OTTAWA — Canada's schools must stop charging foreign students higher tuition fees than Canadians pay, a government report said Friday in a bid to attract more of the foreigners who have boosted the economy.
The report prepared for Trade Minister Ed Fast noted that Australia and New Zealand have eliminated differential tuition fees for foreign graduate and post-doctoral students, respectively.
In Canada, foreign students pay from twice to six times more than local students to attend college or university.
"Given the competition in the global international education market, educational policy makers may need to re-examine the practice of differential tuitions and fees," the report concluded.
In October, Fast tasked a panel of university chiefs to come up with ways to attract more foreign students and researchers to the country, as part of Canada's overall economy strategy.
His spokesman told AFP that the report will be incorporated into their proposals.
According to the document, foreign students contributed more than $8 billion to Canada's economy in 2010, up from $6.5 billion in 2008.
On educational services, countries such as China, France, India, Saudi Arabia, South Korea and the United States spent 14 to 44 percent of the value of the goods they import from Canada.
"Canada's educational expertise is a valuable export that can be measured in comparison to other goods and service exports," said the report.

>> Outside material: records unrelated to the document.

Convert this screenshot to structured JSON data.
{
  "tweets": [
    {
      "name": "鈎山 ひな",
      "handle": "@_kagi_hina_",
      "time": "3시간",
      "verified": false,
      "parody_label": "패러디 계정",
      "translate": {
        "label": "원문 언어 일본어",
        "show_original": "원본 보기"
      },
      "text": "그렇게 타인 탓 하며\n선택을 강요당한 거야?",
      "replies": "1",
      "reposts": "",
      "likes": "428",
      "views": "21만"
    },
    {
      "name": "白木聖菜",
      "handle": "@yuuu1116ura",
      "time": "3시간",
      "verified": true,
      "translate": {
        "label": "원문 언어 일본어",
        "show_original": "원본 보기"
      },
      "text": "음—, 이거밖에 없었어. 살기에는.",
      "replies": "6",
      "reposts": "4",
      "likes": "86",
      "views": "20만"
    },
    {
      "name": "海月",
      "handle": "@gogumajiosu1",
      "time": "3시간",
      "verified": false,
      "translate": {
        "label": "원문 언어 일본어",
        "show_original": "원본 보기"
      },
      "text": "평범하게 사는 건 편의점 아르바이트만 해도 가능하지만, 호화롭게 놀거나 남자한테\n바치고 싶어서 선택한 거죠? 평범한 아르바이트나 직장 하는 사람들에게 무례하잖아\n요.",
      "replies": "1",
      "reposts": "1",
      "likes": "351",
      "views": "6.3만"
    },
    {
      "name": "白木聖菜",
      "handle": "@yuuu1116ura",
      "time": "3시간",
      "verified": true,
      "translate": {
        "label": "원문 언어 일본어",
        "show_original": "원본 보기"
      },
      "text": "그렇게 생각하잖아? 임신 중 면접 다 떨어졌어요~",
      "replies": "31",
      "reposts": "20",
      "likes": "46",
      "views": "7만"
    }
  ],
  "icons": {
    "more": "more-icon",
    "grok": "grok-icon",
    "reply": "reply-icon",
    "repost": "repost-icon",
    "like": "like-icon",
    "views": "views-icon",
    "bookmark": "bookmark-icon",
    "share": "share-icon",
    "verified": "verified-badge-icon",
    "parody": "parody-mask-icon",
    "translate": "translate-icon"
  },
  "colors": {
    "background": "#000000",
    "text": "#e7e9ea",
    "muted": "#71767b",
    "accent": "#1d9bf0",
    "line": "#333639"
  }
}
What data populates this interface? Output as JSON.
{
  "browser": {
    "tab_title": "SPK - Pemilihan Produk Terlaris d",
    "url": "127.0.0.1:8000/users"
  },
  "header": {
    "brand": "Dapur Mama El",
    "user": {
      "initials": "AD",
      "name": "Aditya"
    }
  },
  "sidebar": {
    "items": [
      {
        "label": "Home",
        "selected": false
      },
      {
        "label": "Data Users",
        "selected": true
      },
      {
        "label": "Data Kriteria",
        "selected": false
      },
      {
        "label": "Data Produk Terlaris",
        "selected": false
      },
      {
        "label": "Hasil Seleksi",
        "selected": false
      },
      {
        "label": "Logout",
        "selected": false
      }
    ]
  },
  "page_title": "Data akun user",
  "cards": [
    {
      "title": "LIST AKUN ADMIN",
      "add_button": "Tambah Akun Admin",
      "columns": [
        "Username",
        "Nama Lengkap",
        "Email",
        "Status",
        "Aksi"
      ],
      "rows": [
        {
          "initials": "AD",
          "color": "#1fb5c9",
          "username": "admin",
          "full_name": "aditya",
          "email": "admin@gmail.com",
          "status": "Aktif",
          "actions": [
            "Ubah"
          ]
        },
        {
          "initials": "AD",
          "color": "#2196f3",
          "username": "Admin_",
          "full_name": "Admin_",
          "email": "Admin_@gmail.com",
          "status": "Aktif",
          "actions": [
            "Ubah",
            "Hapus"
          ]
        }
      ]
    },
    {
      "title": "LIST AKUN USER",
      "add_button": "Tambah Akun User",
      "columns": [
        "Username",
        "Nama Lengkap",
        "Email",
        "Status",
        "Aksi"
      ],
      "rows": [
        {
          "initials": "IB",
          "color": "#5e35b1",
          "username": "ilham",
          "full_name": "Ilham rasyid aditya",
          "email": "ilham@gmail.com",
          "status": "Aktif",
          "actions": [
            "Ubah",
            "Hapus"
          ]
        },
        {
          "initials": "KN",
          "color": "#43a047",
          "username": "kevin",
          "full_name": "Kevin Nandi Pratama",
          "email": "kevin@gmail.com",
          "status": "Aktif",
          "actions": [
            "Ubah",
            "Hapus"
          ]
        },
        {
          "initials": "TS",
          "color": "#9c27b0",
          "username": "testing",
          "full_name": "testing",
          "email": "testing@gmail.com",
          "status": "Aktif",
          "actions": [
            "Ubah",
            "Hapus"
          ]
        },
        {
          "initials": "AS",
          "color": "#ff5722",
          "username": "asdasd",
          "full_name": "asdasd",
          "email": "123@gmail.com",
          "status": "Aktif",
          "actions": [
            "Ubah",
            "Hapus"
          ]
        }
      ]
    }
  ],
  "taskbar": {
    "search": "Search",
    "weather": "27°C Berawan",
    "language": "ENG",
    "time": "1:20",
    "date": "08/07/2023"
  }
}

"International students can also become a valuable source of highly skilled labor to our economy at a time when the western world is facing potential labor shortages, especially among top talent."
The report found there were 218,000 full-time international students in Canada in 2010 -- mostly from China and South Korea -- up from 178,000 in 2008 and more than double the number of students in 1999.
Ontario and British Columbia hosted nearly two thirds of international students in Canada (85,300 and 60,500 respectively) while Quebec, which saw major student protests this year over planned tuition hikes, was a distant third.